Some of the blood, Reynolds said, was mixed with saliva, indicating Ayla may have suffered internally, she told WCSH.

She says she was also shown photographs of blood discovered in the basement of the home of Ayla’s grandmother, where the toddler was temporarily living with the father.

“With what was shown to me, I don’t see how any little child can survive after that,” Reynolds told the TV station. “All I can picture when I close my eyes is the blood that I saw.”

Police: Missing toddler believed to be dead

In January 2012, investigators announced Ayla’s blood had been discovered in the basement of the home DiPietro shared with his mother, but they offered nothing more specific. They described the amount as “more than a small cut would produce,” Maine State Police spokesman Steve McCausland said.

At the time, they also said some blood was visible only by using a chemical called Luminol.

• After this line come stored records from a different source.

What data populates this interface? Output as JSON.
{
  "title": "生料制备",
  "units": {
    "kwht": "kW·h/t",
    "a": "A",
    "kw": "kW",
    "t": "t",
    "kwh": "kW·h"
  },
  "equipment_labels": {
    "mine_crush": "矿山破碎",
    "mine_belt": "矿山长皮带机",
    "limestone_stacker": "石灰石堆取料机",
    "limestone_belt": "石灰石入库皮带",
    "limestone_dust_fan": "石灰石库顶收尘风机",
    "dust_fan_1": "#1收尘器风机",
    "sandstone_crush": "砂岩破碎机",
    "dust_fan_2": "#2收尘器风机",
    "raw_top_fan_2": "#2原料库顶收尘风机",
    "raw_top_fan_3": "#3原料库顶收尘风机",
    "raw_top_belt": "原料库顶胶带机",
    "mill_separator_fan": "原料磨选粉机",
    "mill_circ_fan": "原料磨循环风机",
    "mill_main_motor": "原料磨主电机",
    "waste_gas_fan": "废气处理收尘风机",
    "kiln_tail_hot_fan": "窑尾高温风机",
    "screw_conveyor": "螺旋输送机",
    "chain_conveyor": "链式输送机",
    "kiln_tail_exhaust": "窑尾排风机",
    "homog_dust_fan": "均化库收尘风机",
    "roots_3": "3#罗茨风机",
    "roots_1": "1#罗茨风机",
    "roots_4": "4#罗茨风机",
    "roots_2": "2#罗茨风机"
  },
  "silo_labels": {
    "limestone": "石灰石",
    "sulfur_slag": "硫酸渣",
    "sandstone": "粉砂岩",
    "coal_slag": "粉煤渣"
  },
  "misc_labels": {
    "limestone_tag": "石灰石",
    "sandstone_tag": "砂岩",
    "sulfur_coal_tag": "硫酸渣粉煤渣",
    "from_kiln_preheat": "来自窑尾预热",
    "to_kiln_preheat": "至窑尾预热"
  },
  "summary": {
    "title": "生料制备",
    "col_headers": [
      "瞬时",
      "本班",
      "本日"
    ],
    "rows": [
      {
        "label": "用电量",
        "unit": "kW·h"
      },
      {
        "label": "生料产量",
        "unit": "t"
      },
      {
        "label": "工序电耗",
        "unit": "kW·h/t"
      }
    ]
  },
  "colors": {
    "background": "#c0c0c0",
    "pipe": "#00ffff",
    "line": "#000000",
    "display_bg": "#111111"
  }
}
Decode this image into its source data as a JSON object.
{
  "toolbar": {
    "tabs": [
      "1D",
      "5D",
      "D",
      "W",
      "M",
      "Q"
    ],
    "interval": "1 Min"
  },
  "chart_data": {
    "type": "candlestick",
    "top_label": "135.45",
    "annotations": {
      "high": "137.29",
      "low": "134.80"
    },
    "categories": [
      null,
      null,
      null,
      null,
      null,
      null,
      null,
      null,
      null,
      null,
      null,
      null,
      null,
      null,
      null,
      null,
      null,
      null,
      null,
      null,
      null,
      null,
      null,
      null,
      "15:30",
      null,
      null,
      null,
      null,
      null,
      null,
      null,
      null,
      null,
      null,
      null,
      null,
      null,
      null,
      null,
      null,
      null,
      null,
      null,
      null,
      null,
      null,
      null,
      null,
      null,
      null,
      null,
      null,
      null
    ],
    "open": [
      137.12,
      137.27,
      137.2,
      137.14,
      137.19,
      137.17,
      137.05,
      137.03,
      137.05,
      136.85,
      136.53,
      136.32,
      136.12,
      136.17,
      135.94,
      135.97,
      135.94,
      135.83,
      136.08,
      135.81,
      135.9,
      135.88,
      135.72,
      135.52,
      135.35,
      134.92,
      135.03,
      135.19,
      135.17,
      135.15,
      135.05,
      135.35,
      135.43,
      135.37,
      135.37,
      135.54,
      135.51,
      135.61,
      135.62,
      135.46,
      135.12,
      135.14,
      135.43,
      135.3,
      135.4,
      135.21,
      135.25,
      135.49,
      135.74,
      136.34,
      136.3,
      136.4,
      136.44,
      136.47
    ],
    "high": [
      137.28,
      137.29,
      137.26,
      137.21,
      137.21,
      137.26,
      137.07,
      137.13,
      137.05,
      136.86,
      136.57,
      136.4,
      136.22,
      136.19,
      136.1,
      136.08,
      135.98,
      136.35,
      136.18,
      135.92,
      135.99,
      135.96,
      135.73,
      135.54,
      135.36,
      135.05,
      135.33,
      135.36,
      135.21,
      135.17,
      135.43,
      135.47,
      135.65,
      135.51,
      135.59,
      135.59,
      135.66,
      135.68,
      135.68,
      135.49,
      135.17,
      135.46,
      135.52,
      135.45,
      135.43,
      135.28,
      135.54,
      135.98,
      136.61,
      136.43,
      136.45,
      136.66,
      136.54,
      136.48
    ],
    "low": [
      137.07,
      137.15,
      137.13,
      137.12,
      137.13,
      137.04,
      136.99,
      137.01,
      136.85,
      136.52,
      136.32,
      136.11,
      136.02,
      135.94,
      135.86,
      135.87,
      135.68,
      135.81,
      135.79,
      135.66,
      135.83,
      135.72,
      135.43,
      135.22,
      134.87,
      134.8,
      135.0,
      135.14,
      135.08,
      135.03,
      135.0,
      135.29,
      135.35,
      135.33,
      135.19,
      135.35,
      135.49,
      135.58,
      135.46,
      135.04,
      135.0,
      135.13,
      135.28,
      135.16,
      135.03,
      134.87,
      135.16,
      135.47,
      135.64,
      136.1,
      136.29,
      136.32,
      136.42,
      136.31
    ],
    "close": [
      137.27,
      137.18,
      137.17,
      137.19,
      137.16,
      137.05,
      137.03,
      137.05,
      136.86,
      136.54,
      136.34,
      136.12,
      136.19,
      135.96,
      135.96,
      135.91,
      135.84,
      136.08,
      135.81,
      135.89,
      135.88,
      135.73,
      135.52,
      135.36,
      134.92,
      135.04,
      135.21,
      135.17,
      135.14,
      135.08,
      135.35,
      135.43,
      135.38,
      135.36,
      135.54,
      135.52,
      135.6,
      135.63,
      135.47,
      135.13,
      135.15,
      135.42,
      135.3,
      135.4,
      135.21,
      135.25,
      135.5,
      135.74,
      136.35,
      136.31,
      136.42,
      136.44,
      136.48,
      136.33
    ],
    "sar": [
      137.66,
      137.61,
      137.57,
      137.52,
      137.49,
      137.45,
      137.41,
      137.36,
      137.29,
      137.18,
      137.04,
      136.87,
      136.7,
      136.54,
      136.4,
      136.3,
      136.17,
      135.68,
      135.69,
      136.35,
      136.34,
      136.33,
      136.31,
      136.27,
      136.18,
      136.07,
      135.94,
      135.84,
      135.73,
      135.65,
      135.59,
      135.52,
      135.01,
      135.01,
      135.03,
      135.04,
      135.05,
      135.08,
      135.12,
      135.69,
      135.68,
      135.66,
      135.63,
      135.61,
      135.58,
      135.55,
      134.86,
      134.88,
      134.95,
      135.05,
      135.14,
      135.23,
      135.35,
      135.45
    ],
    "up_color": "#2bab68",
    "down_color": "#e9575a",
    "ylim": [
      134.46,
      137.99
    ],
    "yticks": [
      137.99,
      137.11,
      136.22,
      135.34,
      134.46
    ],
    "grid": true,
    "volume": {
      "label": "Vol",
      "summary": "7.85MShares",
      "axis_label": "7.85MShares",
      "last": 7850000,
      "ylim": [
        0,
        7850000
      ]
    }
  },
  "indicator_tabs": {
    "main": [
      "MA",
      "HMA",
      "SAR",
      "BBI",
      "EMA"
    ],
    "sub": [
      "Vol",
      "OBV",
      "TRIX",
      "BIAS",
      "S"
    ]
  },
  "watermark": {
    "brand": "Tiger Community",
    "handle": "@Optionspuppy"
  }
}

In May 2012, authorities said they suspect the toddler is dead.

“We think it’s highly unlikely that Ayla Reynolds will be found alive,” McCausland said.

To this day, police say Ayla was not abducted, but they won’t explain why, other than indicating their search of the house and other evidence leads them to that conclusion.

Officially, Ayla’s disappearance is considered a missing-person case. However, police have said “foul play” was involved.

The people home the night Ayla disappeared were DiPietro, his girlfriend, and DiPietro’s sister, according to investigators. DiPietro said it was 8 p.m. when he put his daughter to bed, and 9 a.m. when he called police to report her missing, according to both his mother and police.

Ayla’s mother and DiPietro are not married and don’t live together.

“No one has been eliminated as a suspect,” McCausland told CNN. Police have been careful not to name anyone a suspect and have warned against speculation.

Yet investigators have said they don’t think Ayla’s father and the other two women in the house that night have been totally forthcoming.

“They were the adults and they were there, and they may have answers,” McCausland said. “Justin was the father (and) we believe he knows more than he has told us.”

Father of missing girl takes polygraph

Trista Reynolds told WCSH she doesn’t believe there is evidence DiPietro killed their daughter, but added, “In my eyes, by him letting it go so long and not getting that help, yeah, he killed her.”

CNN was unable to reach DiPietro or his family’s lawyer but did speak with his mother, Phoebe DiPietro, Ayla’s paternal grandmother.

She declined comment on Reynolds’ revelations about alleged additional blood.

She stands by her son.

“I love my son, and I support him 100%,” Phoebe DiPietro said Wednesday. Despite the largest criminal investigation in Maine’s history – one that includes more than 1,100 leads – and repeated land and water searches near DiPietro’s Waterville home, no trace of Ayla has been found.

The investigation remains “full and active” and more searches are expected, McCausland said.

Ayla’s parents and extended family want more to be done by authorities.

“I honestly believe that if it was their daughter or their child, their family, I believe the case would be solved,” Reynolds told WCSH.

Neither police nor the Maine attorney general’s office will comment on what Ayla’s mother said about her daughter’s alleged additional blood evidence.

What they will say is there isn’t enough evidence to make an arrest

“We make our charging decisions on the basis of the evidence and never on the basis of public pressure or public demand,” Assistant Attorney General William Stokes said Wednesday.

“We understand certainly the frustration that families feel in circumstance like these, but there are professional standards we must abide by for all of us, based not on emotion or feeling, but evidence-based.”

Reynolds isn’t through making disclosures, according to Hanson. He said Ayla’s mother plans to post additional alleged evidence provided to her by investigators on September 24 on her website, aylareynolds.com.

Ayla’s paternal grandmother would like to see someone provide age-progression photos of Ayla.

She said she and Ayla’s father believe the toddler is alive and that someone knows what happened to her.

“Why is it so far-fetched that people can’t believe my granddaughter can be out there?” Phoebe DiPietro said.

“We need the public to be looking for her … for someone to step forward and let us know where she is.”